O Brasil assinou, em 3 de junho,
o Tratado sobre o Comércio de Armas (ATT, em inglês) da ONU. De acordo com o
texto, que busca a eliminação do comércio de armas aos genocidas, terroristas e
ao crime organizado internacional, “será regulado o comércio de armas
convencionais, estabelecendo critérios para a exportação e trazendo mais
transparência às transferências”.
Considerado um grande avanço para
um país que evita a transparência quando se trata da venda de armas brasileiras
– o Ministério de Desenvolvimento, Indústria e Comércio Exterior se nega a
divulgar números de empresas que exportam armas, por exemplo –, o Tratado não
tem definições específicas sobre o comércio de armas não letais.
Os produtos da Condor são
vendidos a mais de 40 países. Porém, enquanto a Apex incentiva a exportação a
países como Turquia e os Emirados Árabes, o uso dessas mesmas armas não letais
é questionado pela justiça brasileira. Em novembro do ano passado, a
Procuradoria Federal dos Direitos dos Cidadãos decidiu investigar as
consequências para a saúde do uso dessas armas no país. A pedido da organização
Tortura Nunca Mais, de São Paulo, foi criado um grupo de trabalho (GT) composto
por representantes dos ministérios da Justiça, Defesa e Saúde e da Secretaria
de Direitos Humanos da Presidência da República, além das polícias federais,
estaduais e das guardas municipais, para acompanhar os projetos de lei sobre o
tema. Tudo isso porque não existe uma norma nacional para limitar condutas e garantir
o uso adequado de tais armamentos.
O GT também deve realizar um
estudo comparativo dos programas de treinamentos policiais e estudos sobre as
consequências para a saúde das pessoas atingidas, em especial por armas que
utilizam eletrochoques e componentes químicos. “Nossas polícias estão usando
este tipo de armas supostamente não letais de maneira ostensiva”, disse Wilson
Furtado, do Tortura Nunca Mais, de São Paulo. “A Polícia, em lugar de deter uma
pessoa, atira em seguida, atingindo principalmente jovens que estão
protestando”.
O grupo pede uma legislação que
discipline e regule os armamentos não letais, definindo os tipos de armamentos
autorizados e as normas para a compra, o controle, o emprego e o uso, além de
mecanismos de informação aos cidadãos.
As armas não letais da Condor são
amplamente utilizadas por policiais em todo o país – e pelo governo federal. Os
programas federais compram tais armas, por exemplo, para as UPPs, no Rio de
Janeiro, e para as forças policiais de 12 Estados envolvidos no programa
“Crack, é possível vencer” – incluindo pistolas de choque, como “tasers”, e
sprays de pimenta. Só com vistas aos megaeventos – a Copa das Confederações e a
Copa do Mundo de 2014, o Brasil já destinou R$ 49 milhões à Condor.
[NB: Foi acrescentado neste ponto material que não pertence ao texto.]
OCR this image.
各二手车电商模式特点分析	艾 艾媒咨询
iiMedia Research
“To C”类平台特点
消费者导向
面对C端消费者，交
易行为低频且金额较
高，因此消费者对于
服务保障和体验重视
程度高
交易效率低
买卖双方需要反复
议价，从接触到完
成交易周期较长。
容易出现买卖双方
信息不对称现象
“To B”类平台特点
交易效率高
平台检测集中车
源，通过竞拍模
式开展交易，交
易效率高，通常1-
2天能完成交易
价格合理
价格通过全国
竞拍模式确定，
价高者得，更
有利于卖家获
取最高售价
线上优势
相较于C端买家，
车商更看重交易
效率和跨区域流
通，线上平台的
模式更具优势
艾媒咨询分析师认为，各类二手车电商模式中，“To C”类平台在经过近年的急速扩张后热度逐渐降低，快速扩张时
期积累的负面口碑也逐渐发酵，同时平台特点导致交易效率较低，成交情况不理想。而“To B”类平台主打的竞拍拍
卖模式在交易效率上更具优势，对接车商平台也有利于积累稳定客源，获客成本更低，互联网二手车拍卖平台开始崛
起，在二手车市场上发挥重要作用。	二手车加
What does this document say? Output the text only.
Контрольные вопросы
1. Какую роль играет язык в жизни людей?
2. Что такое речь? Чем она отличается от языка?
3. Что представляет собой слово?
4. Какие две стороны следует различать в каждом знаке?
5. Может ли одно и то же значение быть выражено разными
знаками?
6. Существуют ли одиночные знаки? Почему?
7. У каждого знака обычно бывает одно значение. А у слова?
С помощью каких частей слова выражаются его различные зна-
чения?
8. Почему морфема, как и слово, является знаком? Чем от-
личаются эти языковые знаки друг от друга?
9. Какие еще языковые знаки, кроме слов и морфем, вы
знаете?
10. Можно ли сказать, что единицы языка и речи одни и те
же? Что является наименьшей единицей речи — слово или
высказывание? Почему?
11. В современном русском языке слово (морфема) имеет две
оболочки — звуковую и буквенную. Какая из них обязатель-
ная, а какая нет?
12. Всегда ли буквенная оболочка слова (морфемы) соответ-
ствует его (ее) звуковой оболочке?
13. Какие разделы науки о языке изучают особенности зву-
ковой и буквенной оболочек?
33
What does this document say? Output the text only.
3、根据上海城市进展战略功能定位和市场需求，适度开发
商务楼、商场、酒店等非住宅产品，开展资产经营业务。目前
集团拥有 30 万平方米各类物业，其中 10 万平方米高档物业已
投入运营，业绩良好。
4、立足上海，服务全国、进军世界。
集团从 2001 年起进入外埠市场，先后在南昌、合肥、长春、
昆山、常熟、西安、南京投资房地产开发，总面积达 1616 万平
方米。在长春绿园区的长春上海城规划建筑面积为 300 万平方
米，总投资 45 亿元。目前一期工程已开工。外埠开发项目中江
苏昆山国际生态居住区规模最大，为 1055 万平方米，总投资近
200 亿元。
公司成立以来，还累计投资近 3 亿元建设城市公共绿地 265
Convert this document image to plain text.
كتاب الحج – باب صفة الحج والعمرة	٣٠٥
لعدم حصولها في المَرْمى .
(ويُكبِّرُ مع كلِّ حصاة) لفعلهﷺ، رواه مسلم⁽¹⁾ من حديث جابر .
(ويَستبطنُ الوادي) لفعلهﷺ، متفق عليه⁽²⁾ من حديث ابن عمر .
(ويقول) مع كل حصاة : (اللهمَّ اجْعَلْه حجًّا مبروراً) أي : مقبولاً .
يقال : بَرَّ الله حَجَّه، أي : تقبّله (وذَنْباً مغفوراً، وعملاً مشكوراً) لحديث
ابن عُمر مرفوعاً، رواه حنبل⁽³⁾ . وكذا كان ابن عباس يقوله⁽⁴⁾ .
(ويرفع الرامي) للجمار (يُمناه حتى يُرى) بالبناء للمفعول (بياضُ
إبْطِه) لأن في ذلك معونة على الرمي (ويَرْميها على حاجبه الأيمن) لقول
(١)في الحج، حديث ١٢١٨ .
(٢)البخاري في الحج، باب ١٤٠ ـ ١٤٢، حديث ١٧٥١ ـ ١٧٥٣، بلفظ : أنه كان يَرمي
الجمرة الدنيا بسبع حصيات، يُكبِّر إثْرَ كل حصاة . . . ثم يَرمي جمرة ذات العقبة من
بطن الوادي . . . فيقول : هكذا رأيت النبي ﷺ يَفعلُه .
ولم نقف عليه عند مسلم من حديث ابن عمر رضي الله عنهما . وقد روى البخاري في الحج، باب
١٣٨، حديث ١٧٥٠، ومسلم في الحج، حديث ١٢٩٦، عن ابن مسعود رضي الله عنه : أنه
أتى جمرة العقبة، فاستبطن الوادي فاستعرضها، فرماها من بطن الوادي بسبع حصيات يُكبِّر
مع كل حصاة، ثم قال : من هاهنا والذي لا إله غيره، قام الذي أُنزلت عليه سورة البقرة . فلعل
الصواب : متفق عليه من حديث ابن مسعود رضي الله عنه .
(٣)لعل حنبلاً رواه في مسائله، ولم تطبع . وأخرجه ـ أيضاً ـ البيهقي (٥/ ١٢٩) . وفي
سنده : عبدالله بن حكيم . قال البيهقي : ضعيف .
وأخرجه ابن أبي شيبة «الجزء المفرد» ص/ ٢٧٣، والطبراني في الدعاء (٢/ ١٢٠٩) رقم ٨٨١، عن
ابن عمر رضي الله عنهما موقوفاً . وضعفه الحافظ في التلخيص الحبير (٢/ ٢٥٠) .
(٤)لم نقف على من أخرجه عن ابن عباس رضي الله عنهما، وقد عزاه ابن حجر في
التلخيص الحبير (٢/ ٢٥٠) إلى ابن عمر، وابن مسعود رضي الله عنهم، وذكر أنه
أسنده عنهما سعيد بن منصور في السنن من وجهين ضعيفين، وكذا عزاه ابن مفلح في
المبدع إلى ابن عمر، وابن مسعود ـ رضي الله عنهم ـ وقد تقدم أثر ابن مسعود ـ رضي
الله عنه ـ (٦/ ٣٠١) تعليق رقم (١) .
Em abril de 2012, segundo o
Portal da Transparência, o governo federal gastou R$ 1,5 milhões na compra de
munições não letais da Condor para o uso do Exército na “garantia da lei e da
ordem nos complexos do Alemão e da Penha”. Entre os itens adquiridos existiam
1125 granadas explosivas de luz e som (GL 307), 500 granadas multi-impacto de
pimenta (GM 102) e 500 granadas de fumaça, 29,5 mil cartuchos de balas de
borracha e 700 granadas lacrimogêneas de movimentos aleatórios (GL 310) – a
mesma utilizada contra as manifestações na Turquia.
Em junho, o governo comprou armamentos
da Condor para a segurança do Rio + 20, por um total de R$ 1,3 milhões. Entre
eles, mais de 900 sprays de pimenta, 1,3 mil granadas lacrimogêneas triplas,
870 granadas explosivas de luz e som e 5 mil cartuchos calibre 12, com
projéteis de borracha.
http://pcb.org.br/portal/index.php?option=com_content&view=article&id=6148:brasil-exporta-gas-lacrimogeneo-para-repressao-na-turquia&catid=65:lulismo
fonte: blog somostodospalestinos
Foto: Charles Emir Richards)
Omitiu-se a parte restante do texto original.